The current completed construction of new homes is largely a replacement for the retiring housing, i.e. either the old and the old, or that which is being demolished for various reasons. For further expansion of the market is simply not necessary.
Expansion can occur for many reasons
1. Reduced market overstocking (reduced supply), which results in a drop in the number of vacant homes with a growing population. The only realistic trigger, but which has significant inertia and is implemented with large lags over many years.
2. Growth in investment demand. Buying a property as an investment asset. Relevant only at the time of rising prices in the psychology of “sustainable uptrend”, i.e. when investors are confident that price increases are long-term, stable and constant.
3. Homes for beggars. Return to the practice of sub-prime lending. That is still limited by banks, given the sad experience of past years.

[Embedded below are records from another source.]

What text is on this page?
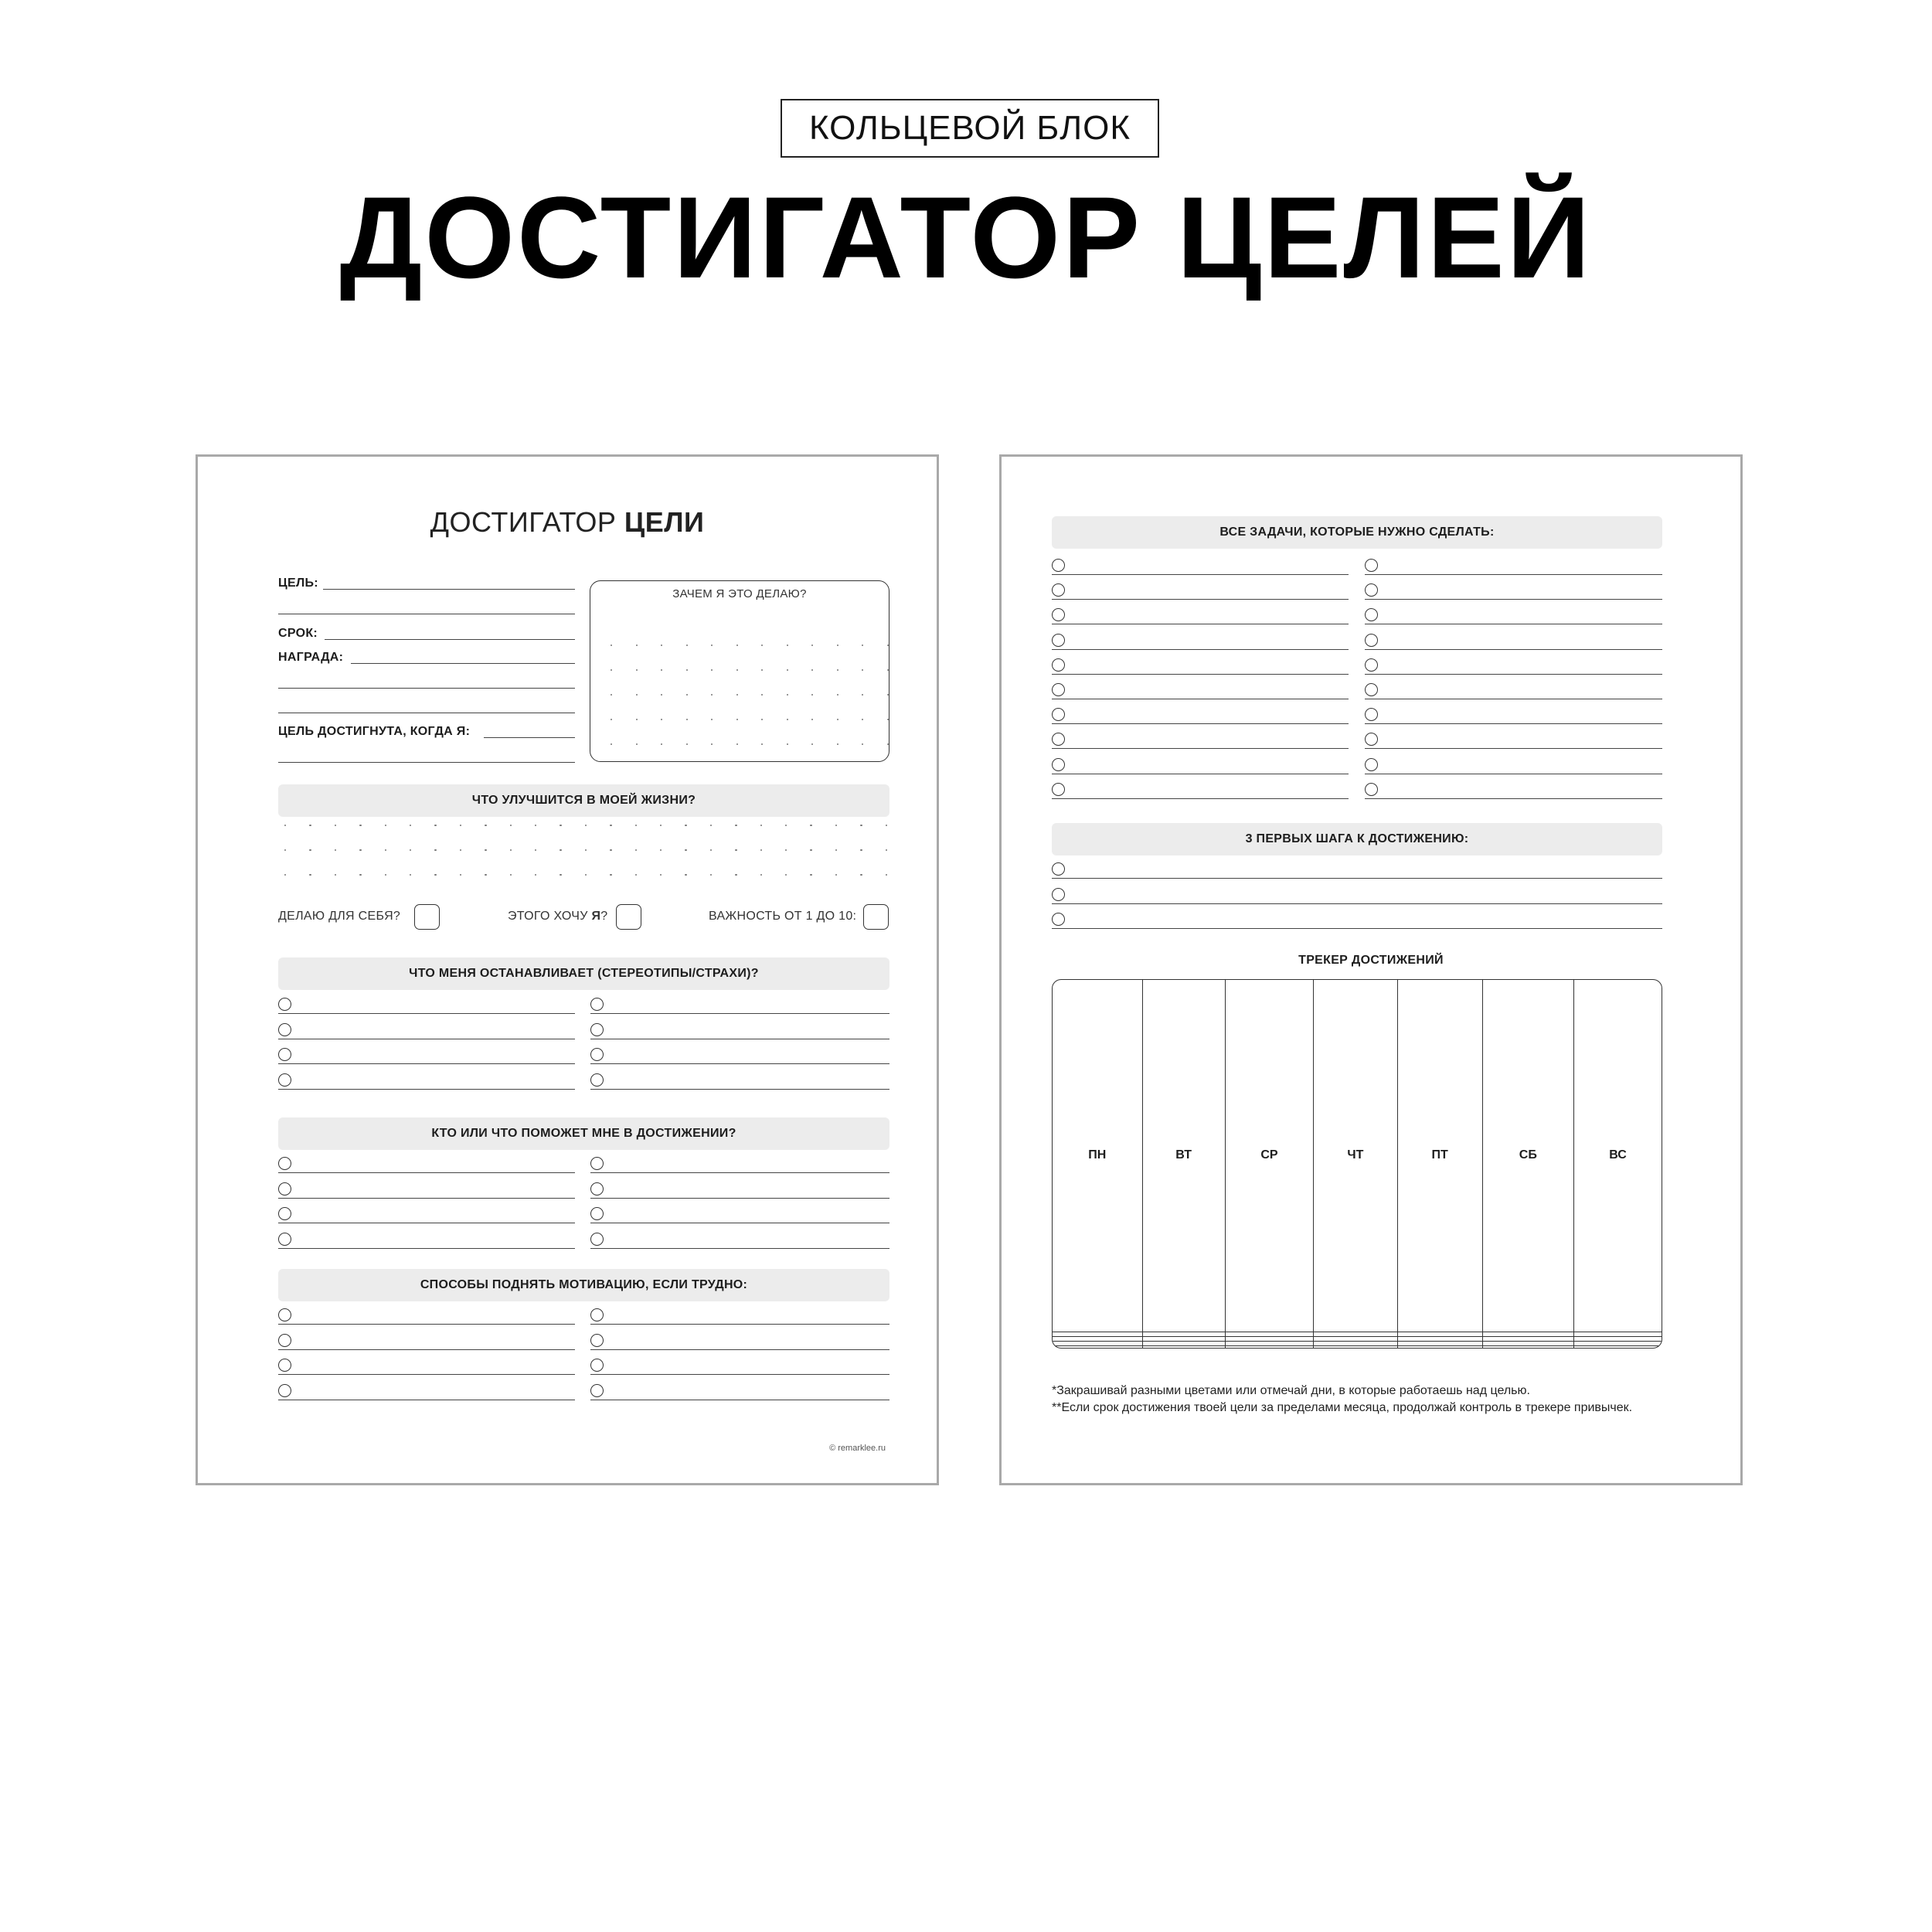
КОЛЬЦЕВОЙ БЛОК
ДОСТИГАТОР ЦЕЛЕЙ
ДОСТИГАТОР ЦЕЛИ
ЦЕЛЬ:
СРОК:
НАГРАДА:
ЦЕЛЬ ДОСТИГНУТА, КОГДА Я:
ЗАЧЕМ Я ЭТО ДЕЛАЮ?
ЧТО УЛУЧШИТСЯ В МОЕЙ ЖИЗНИ?
ДЕЛАЮ ДЛЯ СЕБЯ?	ЭТОГО ХОЧУ Я?	ВАЖНОСТЬ ОТ 1 ДО 10:
ЧТО МЕНЯ ОСТАНАВЛИВАЕТ (СТЕРЕОТИПЫ/СТРАХИ)?
КТО ИЛИ ЧТО ПОМОЖЕТ МНЕ В ДОСТИЖЕНИИ?
СПОСОБЫ ПОДНЯТЬ МОТИВАЦИЮ, ЕСЛИ ТРУДНО:
© remarklee.ru
ВСЕ ЗАДАЧИ, КОТОРЫЕ НУЖНО СДЕЛАТЬ:
3 ПЕРВЫХ ШАГА К ДОСТИЖЕНИЮ:
ТРЕКЕР ДОСТИЖЕНИЙ
ПН	ВТ	СР	ЧТ	ПТ	СБ	ВС

*Закрашивай разными цветами или отмечай дни, в которые работаешь над целью.
**Если срок достижения твоей цели за пределами месяца, продолжай контроль в трекере привычек.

4. Growth in housing provision per person The
second and third factors worked from the mid-90s to 2006. 4 factor worked in the period from the 40s to 1985. And what remains now? Only the first factor.
Once again on the issue of security.
Now the average house sold has an area of 45% more than 40-50 years ago.
To add to this fact that the number of inhabitants per house has decreased by almost 30%, it follows from this that the average family per person has up to 90% more than 40-50 years ago and further expansion loses its meaning . Under 100 meters per person is it a lot or a little? )) In the table, to be converted into square meters, then divided by 10.7.
In general, at the rate of about 6-8% of housing is bought for cash in the United States, and we are talking about expensive housing, including premium class, which accounts for up to 80% all purchases per cache. As a result, the bulk – the average house buys either for borrowed money, or for all sorts of government programs, or relocation, and so on.
Now the share of purchases for cash has increased in percentage terms from 6-8% to 11-12%, but absolute purchases have almost halved from 116 thousand houses to 53.
If these figures in the US are not completely fools, then they should perfectly understand that the expectations of the return of the US real estate market to the rapid expansion trajectory are highly unrealistic due to the high level of housing. And this factor began to act not in 2006, but in the early 80s. It was simply eliminated by inflating the mortgage pooch and the escalation of speculative insanity + too soft issuance standards to anyone who got it – for which they paid.
No, and there will not be a return on the pace of 1600-2000 thousand houses per year, no matter what they say and what QE they would not run.Now we are talking about the replacement rate, in other words, the support of the existing infrastructure ( building as much as demolishing ) with a slight increase in housing stock due to population growth.